Artificial milk/lie fluid is centrifuged! 1lI (number of revolutions:
4000 U0 min''''1) Even after 1 hour, sedimentation phenomenon was observed. This is stable for a longer period of time than June at layer temperature.

Example 7 70 parts of organopolysiloxane (siloxane A) solid at room temperature as described in Example 1 k, a Japanese formula Me81 (OEt) 3
(Silane E) with a viscosity of Q, 6 mPa, s at 25°C (Wacker-Ohemie Gmb
H (at Munohen) fA product name @811an-M
1-Dissolve in 30 parts (obtained from Triethoxy'). For dissolution, a first wave of ultrasonic irradiation can be used in this case with a suitable mixer.

1 polyvinyl alcohol (Waoker-Chemie Gmb
Product name: “PO17ViOI” manufactured by H (Munahen)
Disperse seven 10% aqueous solutions of W 25/140'').

This mixture t is then passed through an emulsifier, for example an "Ultra-T"
Emulsify by adding 90 g of deionized water with constant stirring at ``urrax''.
An aqueous emulsion of a molecular weight organopolysiloxane having 1% of solid gold is obtained.

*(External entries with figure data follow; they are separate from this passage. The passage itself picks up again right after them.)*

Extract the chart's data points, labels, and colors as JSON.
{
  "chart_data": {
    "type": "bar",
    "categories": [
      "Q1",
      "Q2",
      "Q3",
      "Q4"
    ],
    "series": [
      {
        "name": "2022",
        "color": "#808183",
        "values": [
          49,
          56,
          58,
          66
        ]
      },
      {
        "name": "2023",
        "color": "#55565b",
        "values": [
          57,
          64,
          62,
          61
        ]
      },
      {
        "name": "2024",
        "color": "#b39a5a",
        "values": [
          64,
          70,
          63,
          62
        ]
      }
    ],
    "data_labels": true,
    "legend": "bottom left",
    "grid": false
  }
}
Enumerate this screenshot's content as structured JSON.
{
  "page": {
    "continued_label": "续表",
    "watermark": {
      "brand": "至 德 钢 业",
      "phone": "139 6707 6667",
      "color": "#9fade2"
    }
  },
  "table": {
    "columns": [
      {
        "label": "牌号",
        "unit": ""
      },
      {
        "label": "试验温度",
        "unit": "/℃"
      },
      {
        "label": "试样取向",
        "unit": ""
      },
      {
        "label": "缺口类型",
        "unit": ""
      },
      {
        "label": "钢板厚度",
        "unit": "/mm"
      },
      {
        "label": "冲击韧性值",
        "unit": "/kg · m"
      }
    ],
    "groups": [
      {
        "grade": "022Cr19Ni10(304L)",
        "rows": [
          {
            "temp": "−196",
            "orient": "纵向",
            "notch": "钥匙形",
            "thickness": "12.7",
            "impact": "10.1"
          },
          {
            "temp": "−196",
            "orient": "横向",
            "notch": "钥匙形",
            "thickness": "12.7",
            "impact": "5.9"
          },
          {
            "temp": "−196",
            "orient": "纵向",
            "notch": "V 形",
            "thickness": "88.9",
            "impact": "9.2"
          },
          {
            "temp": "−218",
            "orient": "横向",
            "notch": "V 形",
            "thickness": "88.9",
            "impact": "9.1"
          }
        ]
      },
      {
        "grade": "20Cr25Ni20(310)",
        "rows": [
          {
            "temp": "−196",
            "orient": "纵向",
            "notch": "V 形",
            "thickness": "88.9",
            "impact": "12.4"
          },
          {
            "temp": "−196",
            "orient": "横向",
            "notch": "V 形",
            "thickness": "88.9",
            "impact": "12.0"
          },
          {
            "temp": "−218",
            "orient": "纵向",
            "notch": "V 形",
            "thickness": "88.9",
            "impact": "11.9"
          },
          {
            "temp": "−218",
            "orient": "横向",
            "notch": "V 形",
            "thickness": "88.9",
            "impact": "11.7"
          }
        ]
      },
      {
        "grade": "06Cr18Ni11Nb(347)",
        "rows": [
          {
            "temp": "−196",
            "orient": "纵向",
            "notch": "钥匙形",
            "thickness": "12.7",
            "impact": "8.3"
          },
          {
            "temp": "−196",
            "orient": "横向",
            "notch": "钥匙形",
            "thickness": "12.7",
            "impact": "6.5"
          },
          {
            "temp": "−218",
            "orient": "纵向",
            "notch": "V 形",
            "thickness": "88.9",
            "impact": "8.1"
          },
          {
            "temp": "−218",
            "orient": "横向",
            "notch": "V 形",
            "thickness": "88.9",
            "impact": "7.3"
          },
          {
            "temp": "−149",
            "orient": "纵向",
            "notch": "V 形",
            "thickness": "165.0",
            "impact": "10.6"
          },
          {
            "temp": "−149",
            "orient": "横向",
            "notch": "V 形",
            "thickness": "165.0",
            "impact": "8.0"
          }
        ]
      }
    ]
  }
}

The produced emulsion was centrifuged (rotation speed: 4000 U).
, min"-1) k, even after 1 hour of no sedimentation phenomenon. This emulsion is stable for longer than 6 months at layer temperature.

Claims (1)

[Claims] 1. A method for producing an aqueous emulsion of a high molecular weight organopolysiloxane that is solid at room temperature, in which a high molecular weight organopolysiloxane that is solid at room temperature is mixed in a low molecular weight organo(poly)siloxane that is liquid at room temperature. A process for producing aqueous emulsions of high molecular weight organopolysiloxanes which are solid at room temperature and which is characterized in that this solution is emulsified with water with the addition of emulsifiers and optionally customary additives. 2. As a high molecular weight organopolysiloxane, the formula R_a(R^1O)_bSiO_[_4_-_(_a_
+_b_)_]_/_2 [In the formula, R represents the same or different monovalent hydrocarbon radicals having 1 to 14 carbon atoms for each radical, in which the radicals are water-inert. R^1 may have a substituent, and R^1 may be the same or different, and each group represents a hydrogen atom or an alkyl group having 1 to 4 carbon atoms, and a is 0, 1
, 2 or 3, average 0.75-1.5 and b is 0
, 1, 2 or 3, on average from 0.0 to 1.1], provided that these organopolysiloxanes have a molecular weight of at least 4000 g/mol. The method described in 1. 3. As a low molecular weight organo(poly)siloxane, the formula R^2_c(R^3O)_dSiO_[_4_-_(_
c_+_d_)_]_/_2 [wherein R^2 represents the same or different monovalent hydrocarbon radicals having from 1 to 14 carbon atoms for each radical, in which the radicals are indifferent to water. may have active substituents, R^3 may be the same or different and represent a hydrogen atom or an alkyl group having 1 to 4 carbon atoms for each group, c is 0
, 1, 2 or 3, average 0.0-3.9, and d
is 0, 1, 2 or 3, with an average of 0.2 to 3.9].
Poly)siloxane has 1 to 20 Si atoms per molecule.
and 0.5 to 100 mPa at 25°C. 3. The method according to claim 1 or 2, wherein the viscosity is s.